January 14, 2019 at 9:25 am
I have 2 Windows 2016 servers. Each server is in its own data-center.
Each server is set up as a cluster, with 3 nodes (node1, node2, node3), each node (1,2,3) hosts an instance of SQL Server 2016 Enterprise.
Can I set up Always on, using data-center1-node1,2,3 (As primary replicas) to data-center2-node1,2,3 (As secondary replicas)?
I wasn't sure if the WSFC would recognize the cluster node as an independent server.
Also, each node in data-center1 is set to fail over to its respective node, in data-center2, in case of failure. Would this need to be disabled?
Thanks in advance
January 15, 2019 at 1:59 am
So you have just two database servers in total, across two datacentres? How are they each part of a 3-node cluster, in that case?

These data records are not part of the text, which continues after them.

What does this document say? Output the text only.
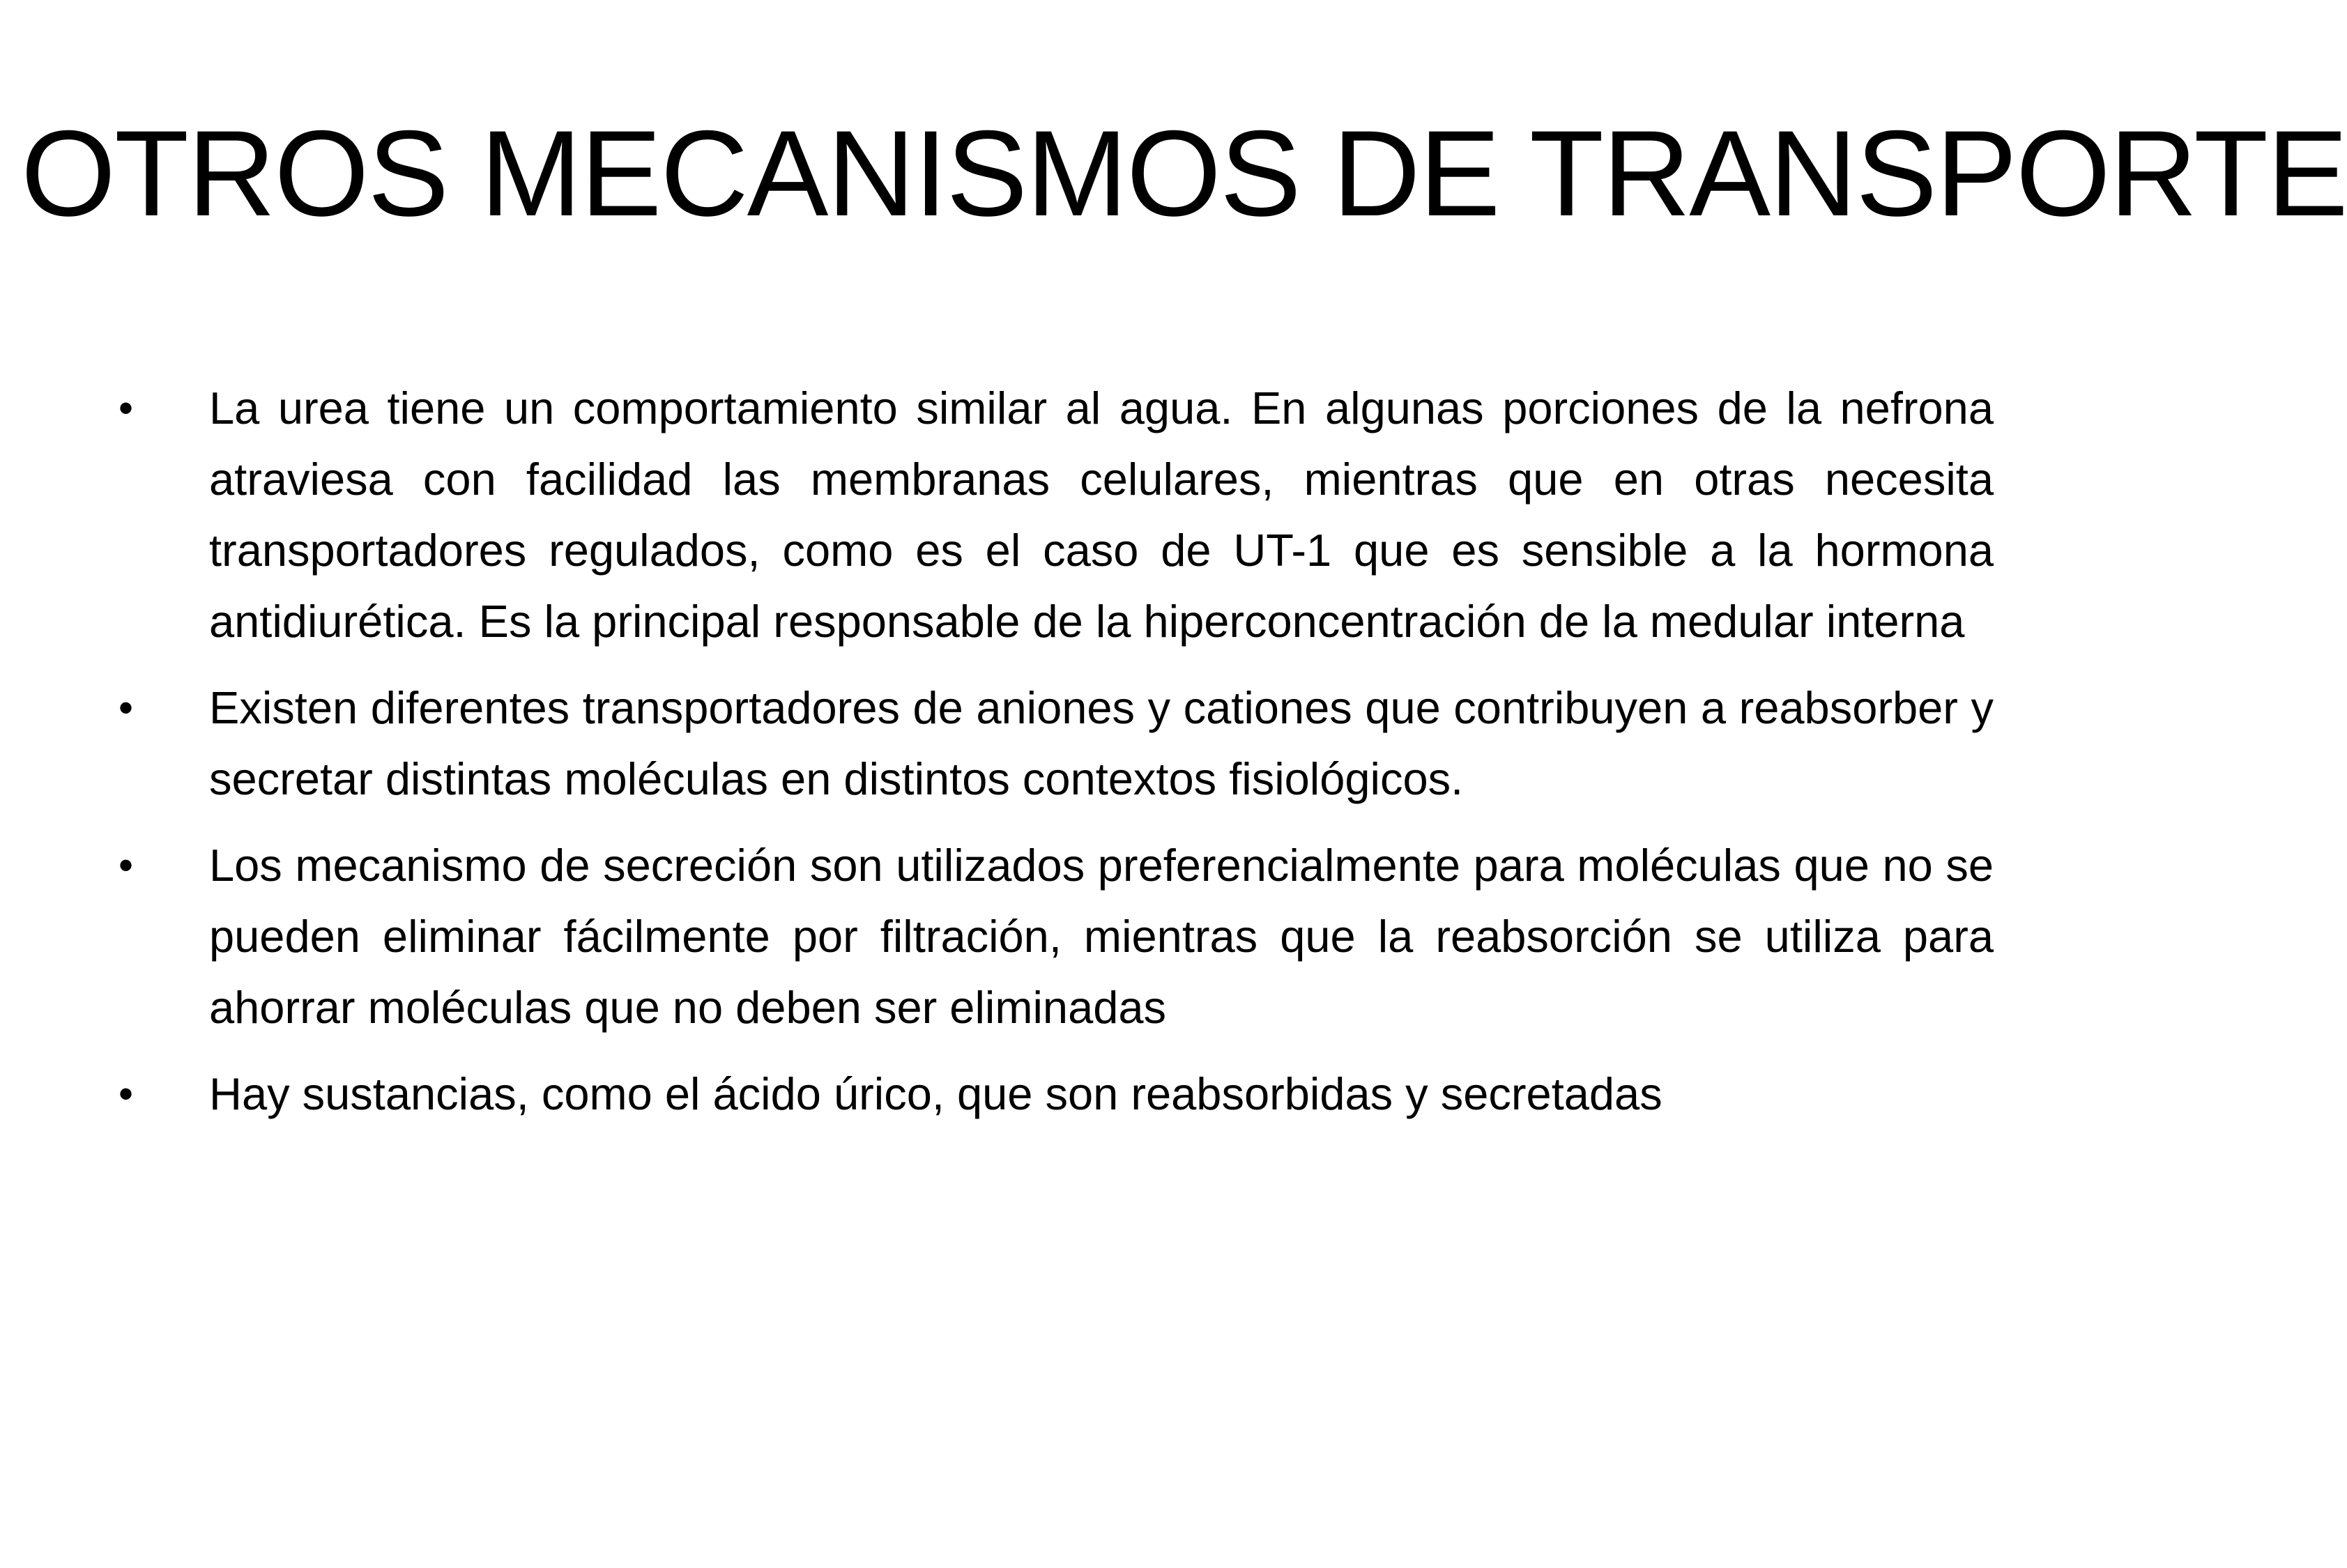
OTROS MECANISMOS DE TRANSPORTE
•	La urea tiene un comportamiento similar al agua. En algunas porciones de la nefrona atraviesa con facilidad las membranas celulares, mientras que en otras necesita transportadores regulados, como es el caso de UT-1 que es sensible a la hormona antidiurética. Es la principal responsable de la hiperconcentración de la medular interna
•	Existen diferentes transportadores de aniones y cationes que contribuyen a reabsorber y secretar distintas moléculas en distintos contextos fisiológicos.
•	Los mecanismo de secreción son utilizados preferencialmente para moléculas que no se pueden eliminar fácilmente por filtración, mientras que la reabsorción se utiliza para ahorrar moléculas que no deben ser eliminadas
•	Hay sustancias, como el ácido úrico, que son reabsorbidas y secretadas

January 21, 2019 at 2:59 pm
Dig into the server setup for Always On. You will create a cluster, just not a failover cluster, with the nodes you want. In your case, it sounds like you would have 3 separate clusters, each with 3 nodes:
CL1ND1, CL1ND2, CL1ND3
CL2ND1, CL2ND2, CL2ND3
CL3ND1, CL3ND2, CL3ND3
We'll say node 1 is going to be primary in your Availability Group with nodes 2 and 3 in a secondary role. Depending on location of the other data centers and how your bandwidth is between them, you will determine if you need them setup with synchronous or asynchronous replication. The node which is asynchronous could be used as a DR node while a secondary in synchronous replication is a great candidate for a report server or just a read-only node handling that traffic. The nodes will have a listener which you will specify for your connections to the cluster. If you add ApplicationIntent=ReadOnly; then traffic will be routed to your secondary server.
Again, dig into it a bit more and the picture will become clearer. I had some fear going into it and it turned out to be not as scary as I made it out to be.